Zhang Haijie, Yin Fu, Chen Menglin, Yang Liyang, Qi Anqi, Cui Weiwei, Yang Shanshan, Wen Ge
Department of Imaging, Nanfang Hospital, Southern Medical University, Guangzhou, China.
PET/CT Center, Department of Nuclear Medicine, First Affiliated Hospital of Shenzhen University, Shenzhen Second People's Hospital, Shenzhen, China.
Front Oncol. 2022 Jan 27;11:742547. doi: 10.3389/fonc.2021.742547. eCollection 2021.
Many patients experience recurrence of renal cell carcinoma (RCC) after radical and partial nephrectomy. Radiomics nomogram is a newly used noninvasive tool that could predict tumor phenotypes.

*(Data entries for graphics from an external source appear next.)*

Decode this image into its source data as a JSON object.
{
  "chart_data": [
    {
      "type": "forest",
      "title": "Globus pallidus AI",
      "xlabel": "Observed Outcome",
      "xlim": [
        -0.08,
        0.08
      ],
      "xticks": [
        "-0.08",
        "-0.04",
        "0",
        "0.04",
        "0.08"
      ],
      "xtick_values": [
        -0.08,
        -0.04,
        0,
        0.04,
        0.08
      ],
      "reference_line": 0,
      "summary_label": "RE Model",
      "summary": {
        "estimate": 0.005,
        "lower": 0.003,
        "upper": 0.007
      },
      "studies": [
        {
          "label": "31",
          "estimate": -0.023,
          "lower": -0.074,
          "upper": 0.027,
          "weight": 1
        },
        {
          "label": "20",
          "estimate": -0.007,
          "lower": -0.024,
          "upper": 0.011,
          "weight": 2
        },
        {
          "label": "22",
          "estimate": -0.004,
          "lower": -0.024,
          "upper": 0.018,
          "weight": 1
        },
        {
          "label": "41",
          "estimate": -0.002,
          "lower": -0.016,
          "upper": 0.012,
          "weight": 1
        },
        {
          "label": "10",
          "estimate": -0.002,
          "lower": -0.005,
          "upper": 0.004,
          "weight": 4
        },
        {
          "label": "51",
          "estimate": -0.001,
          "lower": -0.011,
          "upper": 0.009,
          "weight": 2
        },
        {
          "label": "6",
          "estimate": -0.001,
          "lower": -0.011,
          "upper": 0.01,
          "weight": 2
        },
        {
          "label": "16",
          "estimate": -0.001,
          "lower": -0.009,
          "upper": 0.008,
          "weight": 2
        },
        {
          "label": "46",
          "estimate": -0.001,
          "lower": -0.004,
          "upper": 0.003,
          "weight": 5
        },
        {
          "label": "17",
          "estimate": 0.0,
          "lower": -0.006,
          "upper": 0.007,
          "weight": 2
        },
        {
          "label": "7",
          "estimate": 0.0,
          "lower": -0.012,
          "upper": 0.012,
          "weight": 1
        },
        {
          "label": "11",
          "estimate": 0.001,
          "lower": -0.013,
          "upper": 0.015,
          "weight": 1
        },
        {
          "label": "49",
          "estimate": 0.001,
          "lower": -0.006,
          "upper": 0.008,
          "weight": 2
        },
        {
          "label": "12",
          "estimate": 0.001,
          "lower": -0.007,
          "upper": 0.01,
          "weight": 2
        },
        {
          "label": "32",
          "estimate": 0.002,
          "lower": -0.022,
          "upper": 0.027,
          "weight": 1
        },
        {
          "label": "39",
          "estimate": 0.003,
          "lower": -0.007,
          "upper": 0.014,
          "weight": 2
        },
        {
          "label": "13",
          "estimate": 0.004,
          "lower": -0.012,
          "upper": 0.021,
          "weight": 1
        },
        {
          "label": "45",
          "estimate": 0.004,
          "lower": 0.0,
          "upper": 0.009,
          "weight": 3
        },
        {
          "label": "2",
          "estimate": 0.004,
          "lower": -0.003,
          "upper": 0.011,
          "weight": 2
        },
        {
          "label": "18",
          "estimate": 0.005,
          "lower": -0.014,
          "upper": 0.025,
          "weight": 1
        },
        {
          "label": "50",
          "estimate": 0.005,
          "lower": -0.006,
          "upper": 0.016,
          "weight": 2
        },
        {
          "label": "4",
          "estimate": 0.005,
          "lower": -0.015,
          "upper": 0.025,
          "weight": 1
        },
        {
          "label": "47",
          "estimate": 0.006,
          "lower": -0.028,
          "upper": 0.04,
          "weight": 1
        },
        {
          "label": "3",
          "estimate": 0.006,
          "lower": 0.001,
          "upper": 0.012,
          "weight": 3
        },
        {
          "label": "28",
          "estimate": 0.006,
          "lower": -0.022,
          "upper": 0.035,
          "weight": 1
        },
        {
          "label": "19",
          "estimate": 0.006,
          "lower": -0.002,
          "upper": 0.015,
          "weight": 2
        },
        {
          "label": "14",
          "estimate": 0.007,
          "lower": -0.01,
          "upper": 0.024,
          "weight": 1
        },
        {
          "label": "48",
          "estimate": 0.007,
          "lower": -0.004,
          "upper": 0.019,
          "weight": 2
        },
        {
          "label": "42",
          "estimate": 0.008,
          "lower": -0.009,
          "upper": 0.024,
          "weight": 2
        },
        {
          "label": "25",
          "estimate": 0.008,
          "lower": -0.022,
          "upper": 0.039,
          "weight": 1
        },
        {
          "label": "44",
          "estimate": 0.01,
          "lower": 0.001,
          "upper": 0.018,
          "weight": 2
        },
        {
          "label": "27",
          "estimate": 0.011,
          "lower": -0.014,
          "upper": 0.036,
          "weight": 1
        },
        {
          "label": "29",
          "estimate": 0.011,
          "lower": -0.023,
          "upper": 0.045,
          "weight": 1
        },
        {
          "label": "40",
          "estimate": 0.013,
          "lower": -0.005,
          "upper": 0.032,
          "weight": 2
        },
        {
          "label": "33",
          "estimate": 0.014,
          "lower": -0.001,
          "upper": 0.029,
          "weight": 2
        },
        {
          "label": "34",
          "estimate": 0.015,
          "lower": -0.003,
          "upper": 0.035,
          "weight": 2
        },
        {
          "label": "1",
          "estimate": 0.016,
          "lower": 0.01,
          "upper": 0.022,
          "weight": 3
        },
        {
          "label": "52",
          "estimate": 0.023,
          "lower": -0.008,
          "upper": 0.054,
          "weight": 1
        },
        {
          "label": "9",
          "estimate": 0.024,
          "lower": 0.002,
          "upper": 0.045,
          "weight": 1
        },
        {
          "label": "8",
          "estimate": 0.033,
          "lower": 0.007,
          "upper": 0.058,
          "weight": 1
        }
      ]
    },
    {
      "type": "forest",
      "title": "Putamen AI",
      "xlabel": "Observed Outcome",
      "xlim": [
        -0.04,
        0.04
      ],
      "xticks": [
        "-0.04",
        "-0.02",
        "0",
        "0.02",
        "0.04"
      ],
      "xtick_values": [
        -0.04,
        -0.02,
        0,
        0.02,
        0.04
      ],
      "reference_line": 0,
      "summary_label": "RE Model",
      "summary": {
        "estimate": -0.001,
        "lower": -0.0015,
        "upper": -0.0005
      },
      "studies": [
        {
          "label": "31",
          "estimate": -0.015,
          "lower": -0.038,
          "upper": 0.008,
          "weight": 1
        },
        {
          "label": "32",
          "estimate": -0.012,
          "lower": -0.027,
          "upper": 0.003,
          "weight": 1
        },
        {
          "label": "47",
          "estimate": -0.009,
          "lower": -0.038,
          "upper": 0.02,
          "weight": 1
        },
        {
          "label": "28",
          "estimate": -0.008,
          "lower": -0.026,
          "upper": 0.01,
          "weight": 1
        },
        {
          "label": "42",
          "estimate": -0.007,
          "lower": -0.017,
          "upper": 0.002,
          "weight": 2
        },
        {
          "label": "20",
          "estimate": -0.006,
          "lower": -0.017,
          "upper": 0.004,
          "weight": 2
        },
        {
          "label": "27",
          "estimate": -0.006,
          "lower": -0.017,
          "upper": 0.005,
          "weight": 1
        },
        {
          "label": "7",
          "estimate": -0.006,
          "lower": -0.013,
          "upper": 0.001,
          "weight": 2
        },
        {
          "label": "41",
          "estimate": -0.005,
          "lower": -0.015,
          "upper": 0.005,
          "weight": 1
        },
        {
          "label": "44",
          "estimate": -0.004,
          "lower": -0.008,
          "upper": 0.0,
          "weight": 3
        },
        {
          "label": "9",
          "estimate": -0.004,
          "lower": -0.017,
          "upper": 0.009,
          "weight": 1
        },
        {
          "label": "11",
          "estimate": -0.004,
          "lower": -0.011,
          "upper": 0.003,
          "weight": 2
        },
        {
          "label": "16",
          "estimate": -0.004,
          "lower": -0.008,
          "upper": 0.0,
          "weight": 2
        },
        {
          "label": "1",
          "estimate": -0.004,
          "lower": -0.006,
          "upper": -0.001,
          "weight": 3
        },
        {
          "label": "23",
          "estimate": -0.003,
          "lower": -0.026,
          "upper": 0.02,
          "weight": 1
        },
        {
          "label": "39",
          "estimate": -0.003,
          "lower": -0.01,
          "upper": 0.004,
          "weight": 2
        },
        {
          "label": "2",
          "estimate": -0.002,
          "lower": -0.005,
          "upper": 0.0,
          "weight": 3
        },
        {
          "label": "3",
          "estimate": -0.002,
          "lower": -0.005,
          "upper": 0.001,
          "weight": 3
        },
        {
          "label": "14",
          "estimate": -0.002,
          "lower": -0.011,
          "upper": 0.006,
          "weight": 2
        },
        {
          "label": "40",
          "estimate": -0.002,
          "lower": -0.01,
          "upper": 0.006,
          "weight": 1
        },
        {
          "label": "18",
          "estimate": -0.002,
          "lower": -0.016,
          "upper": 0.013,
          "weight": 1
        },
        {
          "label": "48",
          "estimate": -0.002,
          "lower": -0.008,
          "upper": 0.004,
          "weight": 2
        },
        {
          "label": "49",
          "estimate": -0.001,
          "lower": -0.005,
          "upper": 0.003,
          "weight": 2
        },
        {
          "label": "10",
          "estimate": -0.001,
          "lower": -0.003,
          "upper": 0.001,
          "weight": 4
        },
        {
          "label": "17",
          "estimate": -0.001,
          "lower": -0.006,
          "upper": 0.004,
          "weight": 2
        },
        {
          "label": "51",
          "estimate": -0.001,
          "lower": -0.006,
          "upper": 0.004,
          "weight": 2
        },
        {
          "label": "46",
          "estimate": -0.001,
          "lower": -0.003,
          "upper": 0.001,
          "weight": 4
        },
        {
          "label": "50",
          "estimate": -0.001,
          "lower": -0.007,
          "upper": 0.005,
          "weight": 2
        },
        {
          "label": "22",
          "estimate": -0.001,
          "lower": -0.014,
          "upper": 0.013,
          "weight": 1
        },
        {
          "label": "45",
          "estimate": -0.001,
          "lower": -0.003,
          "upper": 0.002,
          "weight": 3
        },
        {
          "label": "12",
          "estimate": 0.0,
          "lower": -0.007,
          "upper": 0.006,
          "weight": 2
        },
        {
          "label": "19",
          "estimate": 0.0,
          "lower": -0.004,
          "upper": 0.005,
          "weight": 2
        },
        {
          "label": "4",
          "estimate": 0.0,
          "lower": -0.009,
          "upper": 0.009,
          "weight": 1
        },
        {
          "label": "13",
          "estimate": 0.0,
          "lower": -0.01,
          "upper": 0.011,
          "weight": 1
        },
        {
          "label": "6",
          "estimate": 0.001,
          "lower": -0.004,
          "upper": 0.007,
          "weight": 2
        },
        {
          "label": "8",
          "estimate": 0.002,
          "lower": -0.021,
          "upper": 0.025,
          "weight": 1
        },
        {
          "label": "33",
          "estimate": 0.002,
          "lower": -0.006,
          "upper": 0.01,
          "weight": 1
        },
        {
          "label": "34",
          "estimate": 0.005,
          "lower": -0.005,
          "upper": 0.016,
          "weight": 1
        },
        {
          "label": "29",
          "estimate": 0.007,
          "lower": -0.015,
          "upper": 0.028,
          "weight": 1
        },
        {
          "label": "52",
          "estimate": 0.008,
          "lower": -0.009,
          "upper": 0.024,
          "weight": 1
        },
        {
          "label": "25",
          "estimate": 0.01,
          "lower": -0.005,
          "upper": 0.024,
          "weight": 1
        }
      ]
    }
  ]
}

To investigate Radiomics Features (RFs) associated with progression-free survival (PFS) of RCC, assessing its incremental value over clinical factors, and to develop a visual nomogram in order to provide reference for individualized treatment.
The RFs and clinicopathological data of 175 patients (125 in the training set and 50 in the validation set) with clear cell RCC (ccRCC) were retrospectively analyzed. In the training set, RFs were extracted from multiphase enhanced CT tumor volume and selected using the stability LASSO feature selection algorithm. A radiomics nomogram final model was developed that incorporated the RFs weighted sum and selected clinical predictors based on the multivariate Cox proportional hazard regression. The performances of a clinical variables-only model, RFs-only model, and the final model were compared by receiver operator characteristic (ROC) analysis and DeLong test. Nomogram performance was determined and validated with respect to its discrimination, calibration, reclassification, and clinical usefulness.
The radiomics nomogram included age, clinical stage, KPS score, and RFs weighted sum, which consisted of 6 selected RFs. The final model showed good discrimination, with a C-index of 0.836 and 0.706 in training and validation, and good calibration. In the training set, the C-index of the final model was significantly larger than the clinical-only model (DeLong test, = 0.008). From the clinical variables-only model to the final model, the reclassification of net reclassification improvement was 18.03%, and the integrated discrimination improvement was 19.08%. Decision curve analysis demonstrated the clinical usefulness of the radiomics nomogram.
The CT-based RF is an improvement factor for clinical variables-only model. The radiomics nomogram provides individualized risk assessment of postoperative PFS for patients with RCC.
许多患者在根治性肾切除术和部分肾切除术后会出现肾细胞癌(RCC)复发。放射组学列线图是一种新使用的无创工具,可预测肿瘤表型。
研究与RCC无进展生存期(PFS)相关的放射组学特征(RFs),评估其相对于临床因素的增量价值,并开发一种可视化列线图,为个体化治疗提供参考。
回顾性分析175例透明细胞肾细胞癌(ccRCC)患者(训练集125例,验证集50例)的RFs和临床病理数据。在训练集中,从多期增强CT肿瘤体积中提取RFs,并使用稳定性LASSO特征选择算法进行选择。开发了一个放射组学列线图最终模型,该模型结合了RFs加权和,并基于多变量Cox比例风险回归选择临床预测因子。通过受试者操作特征(ROC)分析和DeLong检验比较仅临床变量模型、仅RFs模型和最终模型的性能。确定列线图性能,并就其区分度、校准、重新分类和临床实用性进行验证。
放射组学列线图包括年龄、临床分期、KPS评分和RFs加权和,后者由6个选定的RFs组成。最终模型显示出良好的区分度,训练集和验证集的C指数分别为0.836和0.706,且校准良好。在训练集中,最终模型的C指数显著大于仅临床模型(DeLong检验,=0.008)。从仅临床变量模型到最终模型,净重新分类改善的重新分类为18.03%,综合区分改善为19.08%。决策曲线分析证明了放射组学列线图的临床实用性。
基于CT的RFs是仅临床变量模型的一个改善因素。放射组学列线图为RCC患者术后PFS提供了个体化风险评估。